The plan also lays out how hydrogen will be delivered to homes safely. The companies will invest £28bn by 2032 in replacing old iron gas mains with “hydrogen-ready” pipes. Projects such as Project Cavendish on Kent’s Isle of Grain will trial the connection of hydrogen production facilities to the existing gas network. The companies will also carry out safety testing on different parts of the gas network, and household gas appliances such as boilers, heaters, and cookers.

A number of projects will trial delivering hydrogen in a way which suits people’s different needs, such as SGN’s H100 Fife project (the first hydrogen-to-homes heating network), and the HyNet Homes project to create a low-carbon cluster in North West England.

“Building the UK’s first hydrogen town is not just about replacing the natural gas that most of our homes rely upon today; it’s about reducing our carbon emissions in a safe and secure way,” said Chris Train of the Energy Networks Association. “It’s about delivering meaningful choice for households, businesses, and communities. And it’s about ensuring the economic benefits of hydrogen are spread around the country, to take advantage of the breadth and scale of that transformation.”

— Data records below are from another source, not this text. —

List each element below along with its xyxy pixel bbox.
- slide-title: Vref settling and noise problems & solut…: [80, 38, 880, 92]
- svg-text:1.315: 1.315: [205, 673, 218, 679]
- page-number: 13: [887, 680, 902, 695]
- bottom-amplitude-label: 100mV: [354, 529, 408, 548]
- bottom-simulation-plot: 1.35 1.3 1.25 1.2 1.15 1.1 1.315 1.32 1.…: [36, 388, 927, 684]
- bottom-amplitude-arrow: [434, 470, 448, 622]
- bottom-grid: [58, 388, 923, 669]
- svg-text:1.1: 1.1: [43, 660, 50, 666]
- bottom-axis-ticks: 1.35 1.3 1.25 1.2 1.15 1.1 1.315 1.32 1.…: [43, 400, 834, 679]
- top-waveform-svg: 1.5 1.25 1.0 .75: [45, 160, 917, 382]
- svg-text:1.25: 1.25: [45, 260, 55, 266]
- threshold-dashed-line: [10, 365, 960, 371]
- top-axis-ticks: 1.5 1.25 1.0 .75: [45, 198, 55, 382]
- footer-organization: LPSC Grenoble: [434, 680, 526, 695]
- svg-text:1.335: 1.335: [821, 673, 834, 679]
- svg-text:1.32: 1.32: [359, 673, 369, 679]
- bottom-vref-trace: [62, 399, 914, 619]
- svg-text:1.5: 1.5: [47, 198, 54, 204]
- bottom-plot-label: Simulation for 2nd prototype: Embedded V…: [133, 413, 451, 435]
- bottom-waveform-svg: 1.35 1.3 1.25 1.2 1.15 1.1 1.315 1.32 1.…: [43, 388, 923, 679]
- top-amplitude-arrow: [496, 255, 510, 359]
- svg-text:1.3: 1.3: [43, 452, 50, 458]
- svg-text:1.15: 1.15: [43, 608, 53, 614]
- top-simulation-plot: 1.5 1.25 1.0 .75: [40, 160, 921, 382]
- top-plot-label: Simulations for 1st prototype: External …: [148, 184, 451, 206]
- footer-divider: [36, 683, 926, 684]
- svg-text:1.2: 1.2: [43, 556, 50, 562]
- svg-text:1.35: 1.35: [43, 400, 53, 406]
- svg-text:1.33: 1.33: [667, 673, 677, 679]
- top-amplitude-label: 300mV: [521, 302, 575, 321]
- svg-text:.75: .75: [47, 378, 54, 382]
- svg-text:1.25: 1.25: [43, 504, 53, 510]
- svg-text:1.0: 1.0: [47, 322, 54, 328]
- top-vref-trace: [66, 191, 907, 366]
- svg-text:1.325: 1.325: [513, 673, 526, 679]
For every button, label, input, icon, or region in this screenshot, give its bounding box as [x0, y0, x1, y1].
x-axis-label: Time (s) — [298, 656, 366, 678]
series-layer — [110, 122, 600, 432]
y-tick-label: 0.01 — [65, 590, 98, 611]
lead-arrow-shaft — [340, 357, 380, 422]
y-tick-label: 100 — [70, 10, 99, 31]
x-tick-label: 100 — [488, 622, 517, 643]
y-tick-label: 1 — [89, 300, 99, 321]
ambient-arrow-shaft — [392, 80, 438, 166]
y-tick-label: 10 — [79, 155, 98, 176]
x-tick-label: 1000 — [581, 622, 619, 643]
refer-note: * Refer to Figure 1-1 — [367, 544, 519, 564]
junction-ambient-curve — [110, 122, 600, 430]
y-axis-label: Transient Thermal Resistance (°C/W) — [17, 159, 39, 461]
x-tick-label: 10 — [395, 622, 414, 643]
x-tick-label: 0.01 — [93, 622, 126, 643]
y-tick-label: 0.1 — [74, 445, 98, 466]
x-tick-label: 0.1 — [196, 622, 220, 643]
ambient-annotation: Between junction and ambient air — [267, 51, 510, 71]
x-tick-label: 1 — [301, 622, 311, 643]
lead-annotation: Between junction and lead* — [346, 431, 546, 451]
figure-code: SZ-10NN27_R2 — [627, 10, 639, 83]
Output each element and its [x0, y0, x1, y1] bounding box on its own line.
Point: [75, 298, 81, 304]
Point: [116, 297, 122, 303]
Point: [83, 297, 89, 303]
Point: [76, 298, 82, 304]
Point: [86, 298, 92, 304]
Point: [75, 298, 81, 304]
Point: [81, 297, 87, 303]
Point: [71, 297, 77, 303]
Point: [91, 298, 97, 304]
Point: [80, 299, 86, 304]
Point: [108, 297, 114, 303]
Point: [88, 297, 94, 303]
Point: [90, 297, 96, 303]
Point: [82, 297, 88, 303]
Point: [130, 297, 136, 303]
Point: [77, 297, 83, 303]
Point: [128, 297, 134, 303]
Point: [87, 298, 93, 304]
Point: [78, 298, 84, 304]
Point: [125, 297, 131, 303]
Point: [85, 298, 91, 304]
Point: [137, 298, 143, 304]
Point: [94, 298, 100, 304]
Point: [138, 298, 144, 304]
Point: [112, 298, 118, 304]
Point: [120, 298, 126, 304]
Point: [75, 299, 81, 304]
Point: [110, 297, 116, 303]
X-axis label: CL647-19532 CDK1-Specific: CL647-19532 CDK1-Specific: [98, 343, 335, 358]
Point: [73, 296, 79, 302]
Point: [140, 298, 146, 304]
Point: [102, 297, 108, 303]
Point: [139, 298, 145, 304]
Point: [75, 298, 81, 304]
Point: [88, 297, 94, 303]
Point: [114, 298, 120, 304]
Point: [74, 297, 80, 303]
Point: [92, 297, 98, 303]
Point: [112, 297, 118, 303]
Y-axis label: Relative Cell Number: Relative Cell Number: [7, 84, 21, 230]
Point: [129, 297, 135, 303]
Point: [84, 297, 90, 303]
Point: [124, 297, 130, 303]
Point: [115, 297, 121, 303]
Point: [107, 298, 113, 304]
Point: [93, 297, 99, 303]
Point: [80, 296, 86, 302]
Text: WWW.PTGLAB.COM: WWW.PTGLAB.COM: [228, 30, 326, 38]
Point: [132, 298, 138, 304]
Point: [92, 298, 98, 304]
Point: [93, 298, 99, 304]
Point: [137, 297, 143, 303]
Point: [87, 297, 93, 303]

“Britain’s Hydrogen Network Plan sets out how our gas network companies will do all of that in the years ahead.”

Matt Hindle, head of gas at the Energy Networks Association, wrote that the plan is a “major blueprint” for transitioning a large part of the UK energy infrastructure from natural gas to hydrogen. He said that the industry is ready to turn the government’s hydrogen ambitions into a reality, by connecting the existing gas network to hydrogen production sites and through the expansion of hydrogen-ready pipes.

“With 85 per cent of homes connected to it, we have a world-leading gas network here in Great Britain. The good news is, we’ve already installed enough hydrogen-ready pipes to go around the world one and a half times, delivering investment and jobs in communities across the country,” Hindle wrote. “But from making sure we connect hydrogen production sites as quickly as possible to introducing new Gas Safe training, this Plan will underpin the whole range of economic benefits a hydrogen economy can deliver.”

Critics of hydrogen as part of decarbonisation point to the fact that while burning hydrogen does not produce greenhouse gases, most hydrogen is produced using energy from fossil fuels. Making hydrogen production emissions free will either involve highly efficient capture or innovation in electrolysis: an expensive method for producing hydrogen by splitting water molecules.